T2450/16 : le dépôt d'un recours n'est pas une tâche de routine


La demanderesse avait payé la taxe de recours par epoline mais oublié de déposer un acte de recours. L'assistant avait payé la taxe et renseigné la tâche comme "effectuée" dans la base de données de suivi des délais. Les contre-vérifications de routine n'avaient pas permis d'identifier que les formalités n'avaient été qu'en partie accomplies.
La demanderesse prétendait également que l'assistant avait été induit en erreur par epoline car il ne donnait pas d'indications claires quant au dépôt possible d'actes de recours.

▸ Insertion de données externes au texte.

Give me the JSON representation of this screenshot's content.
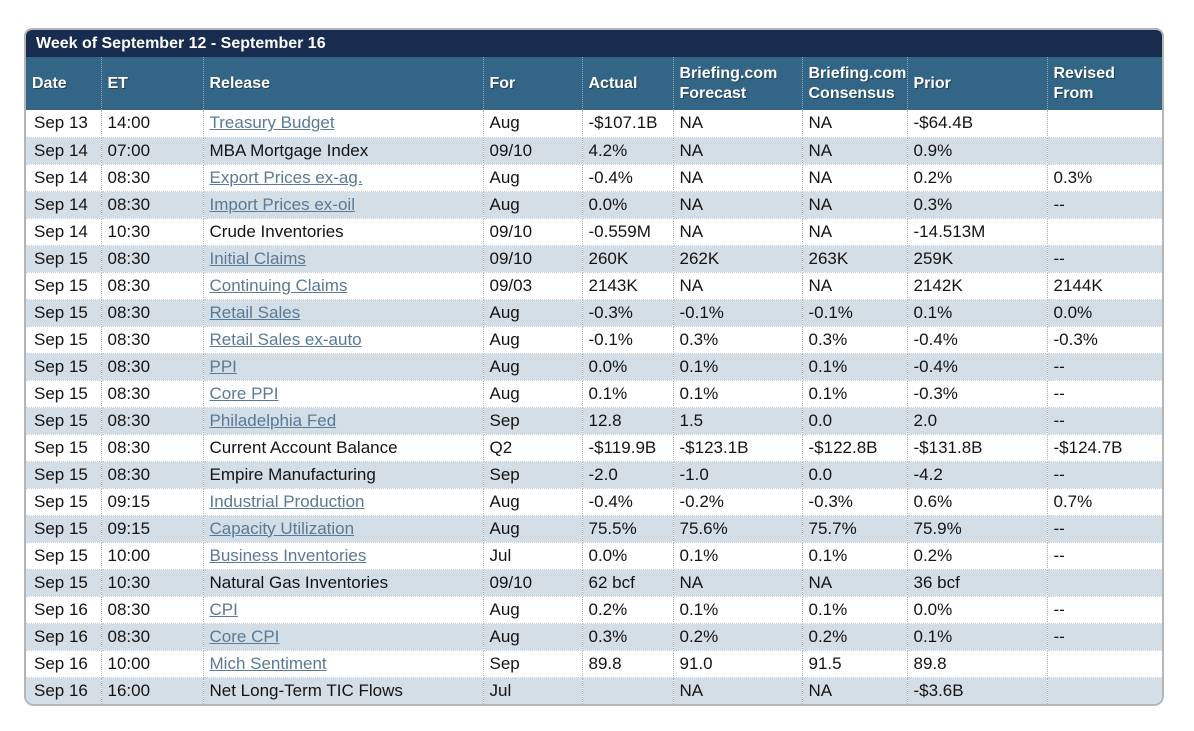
{
  "title": "Week of September 12 - September 16",
  "colors": {
    "title_bar_bg": "#172c4e",
    "header_bg": "#336587",
    "row_alt_bg": "#d3dee6",
    "link_color": "#5a7a96",
    "border_gray": "#b5b5b5"
  },
  "table": {
    "columns": [
      {
        "key": "date",
        "label": "Date"
      },
      {
        "key": "et",
        "label": "ET"
      },
      {
        "key": "release",
        "label": "Release"
      },
      {
        "key": "for",
        "label": "For"
      },
      {
        "key": "actual",
        "label": "Actual"
      },
      {
        "key": "forecast",
        "label": "Briefing.com\nForecast"
      },
      {
        "key": "consensus",
        "label": "Briefing.com\nConsensus"
      },
      {
        "key": "prior",
        "label": "Prior"
      },
      {
        "key": "revised",
        "label": "Revised\nFrom"
      }
    ],
    "rows": [
      {
        "date": "Sep 13",
        "et": "14:00",
        "release": "Treasury Budget",
        "link": true,
        "for": "Aug",
        "actual": "-$107.1B",
        "forecast": "NA",
        "consensus": "NA",
        "prior": "-$64.4B",
        "revised": ""
      },
      {
        "date": "Sep 14",
        "et": "07:00",
        "release": "MBA Mortgage Index",
        "link": false,
        "for": "09/10",
        "actual": "4.2%",
        "forecast": "NA",
        "consensus": "NA",
        "prior": "0.9%",
        "revised": ""
      },
      {
        "date": "Sep 14",
        "et": "08:30",
        "release": "Export Prices ex-ag.",
        "link": true,
        "for": "Aug",
        "actual": "-0.4%",
        "forecast": "NA",
        "consensus": "NA",
        "prior": "0.2%",
        "revised": "0.3%"
      },
      {
        "date": "Sep 14",
        "et": "08:30",
        "release": "Import Prices ex-oil",
        "link": true,
        "for": "Aug",
        "actual": "0.0%",
        "forecast": "NA",
        "consensus": "NA",
        "prior": "0.3%",
        "revised": "--"
      },
      {
        "date": "Sep 14",
        "et": "10:30",
        "release": "Crude Inventories",
        "link": false,
        "for": "09/10",
        "actual": "-0.559M",
        "forecast": "NA",
        "consensus": "NA",
        "prior": "-14.513M",
        "revised": ""
      },
      {
        "date": "Sep 15",
        "et": "08:30",
        "release": "Initial Claims",
        "link": true,
        "for": "09/10",
        "actual": "260K",
        "forecast": "262K",
        "consensus": "263K",
        "prior": "259K",
        "revised": "--"
      },
      {
        "date": "Sep 15",
        "et": "08:30",
        "release": "Continuing Claims",
        "link": true,
        "for": "09/03",
        "actual": "2143K",
        "forecast": "NA",
        "consensus": "NA",
        "prior": "2142K",
        "revised": "2144K"
      },
      {
        "date": "Sep 15",
        "et": "08:30",
        "release": "Retail Sales",
        "link": true,
        "for": "Aug",
        "actual": "-0.3%",
        "forecast": "-0.1%",
        "consensus": "-0.1%",
        "prior": "0.1%",
        "revised": "0.0%"
      },
      {
        "date": "Sep 15",
        "et": "08:30",
        "release": "Retail Sales ex-auto",
        "link": true,
        "for": "Aug",
        "actual": "-0.1%",
        "forecast": "0.3%",
        "consensus": "0.3%",
        "prior": "-0.4%",
        "revised": "-0.3%"
      },
      {
        "date": "Sep 15",
        "et": "08:30",
        "release": "PPI",
        "link": true,
        "for": "Aug",
        "actual": "0.0%",
        "forecast": "0.1%",
        "consensus": "0.1%",
        "prior": "-0.4%",
        "revised": "--"
      },
      {
        "date": "Sep 15",
        "et": "08:30",
        "release": "Core PPI",
        "link": true,
        "for": "Aug",
        "actual": "0.1%",
        "forecast": "0.1%",
        "consensus": "0.1%",
        "prior": "-0.3%",
        "revised": "--"
      },
      {
        "date": "Sep 15",
        "et": "08:30",
        "release": "Philadelphia Fed",
        "link": true,
        "for": "Sep",
        "actual": "12.8",
        "forecast": "1.5",
        "consensus": "0.0",
        "prior": "2.0",
        "revised": "--"
      },
      {
        "date": "Sep 15",
        "et": "08:30",
        "release": "Current Account Balance",
        "link": false,
        "for": "Q2",
        "actual": "-$119.9B",
        "forecast": "-$123.1B",
        "consensus": "-$122.8B",
        "prior": "-$131.8B",
        "revised": "-$124.7B"
      },
      {
        "date": "Sep 15",
        "et": "08:30",
        "release": "Empire Manufacturing",
        "link": false,
        "for": "Sep",
        "actual": "-2.0",
        "forecast": "-1.0",
        "consensus": "0.0",
        "prior": "-4.2",
        "revised": "--"
      },
      {
        "date": "Sep 15",
        "et": "09:15",
        "release": "Industrial Production",
        "link": true,
        "for": "Aug",
        "actual": "-0.4%",
        "forecast": "-0.2%",
        "consensus": "-0.3%",
        "prior": "0.6%",
        "revised": "0.7%"
      },
      {
        "date": "Sep 15",
        "et": "09:15",
        "release": "Capacity Utilization",
        "link": true,
        "for": "Aug",
        "actual": "75.5%",
        "forecast": "75.6%",
        "consensus": "75.7%",
        "prior": "75.9%",
        "revised": "--"
      },
      {
        "date": "Sep 15",
        "et": "10:00",
        "release": "Business Inventories",
        "link": true,
        "for": "Jul",
        "actual": "0.0%",
        "forecast": "0.1%",
        "consensus": "0.1%",
        "prior": "0.2%",
        "revised": "--"
      },
      {
        "date": "Sep 15",
        "et": "10:30",
        "release": "Natural Gas Inventories",
        "link": false,
        "for": "09/10",
        "actual": "62 bcf",
        "forecast": "NA",
        "consensus": "NA",
        "prior": "36 bcf",
        "revised": ""
      },
      {
        "date": "Sep 16",
        "et": "08:30",
        "release": "CPI",
        "link": true,
        "for": "Aug",
        "actual": "0.2%",
        "forecast": "0.1%",
        "consensus": "0.1%",
        "prior": "0.0%",
        "revised": "--"
      },
      {
        "date": "Sep 16",
        "et": "08:30",
        "release": "Core CPI",
        "link": true,
        "for": "Aug",
        "actual": "0.3%",
        "forecast": "0.2%",
        "consensus": "0.2%",
        "prior": "0.1%",
        "revised": "--"
      },
      {
        "date": "Sep 16",
        "et": "10:00",
        "release": "Mich Sentiment",
        "link": true,
        "for": "Sep",
        "actual": "89.8",
        "forecast": "91.0",
        "consensus": "91.5",
        "prior": "89.8",
        "revised": ""
      },
      {
        "date": "Sep 16",
        "et": "16:00",
        "release": "Net Long-Term TIC Flows",
        "link": false,
        "for": "Jul",
        "actual": "",
        "forecast": "NA",
        "consensus": "NA",
        "prior": "-$3.6B",
        "revised": ""
      }
    ]
  }
}
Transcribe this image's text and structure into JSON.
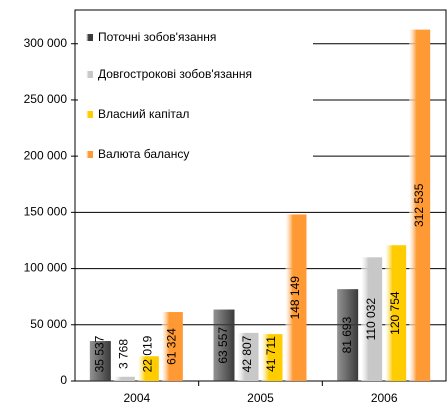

La Chambre rappelle les principes établis par la jurisprudence en matière de restitutio in integrum. Le critère de vigilance peut être rempli dans le cas d'une erreur isolée au sein d'un système de surveillance des délais normalement satisfaisant. Lorsque de nombreux délais sont à surveiller, un système de contre-vérification doit être mis en place. Un mandataire peut confier des tâches de routine à un assistant, à condition de bien le former et d'exercer une supervision raisonnable.

La Chambre considère ici que la préparation de l'acte de recours ne peut être considérée comme une tâche de routine, d'autant plus que, de l'aveu même du requérant, le dépôt de recours était relativement rare au cabinet - pas plus de 5 dans les 12 derniers mois. L'assistant n'avait apparemment été impliqué que dans un dépôt de recours dans les 3 dernières années. Le mandataire ne pouvait donc pas s'attendre à ce que l'assistant soit suffisamment familiarisé avec les exigences liées à la formation d'un recours. Le mandataire aurait dû donner des indications claires quant au contenu de l'acte de recours et vérifier si le contenu était conforme à ce qui est prescrit.

Quant à epoline, la Chambre juge qu'il n'est pas un guide électronique supposé indiquer les bons documents à fournir dans une situation donnée. Epoline ne pouvait clairement pas remplacer les instructions du mandataire.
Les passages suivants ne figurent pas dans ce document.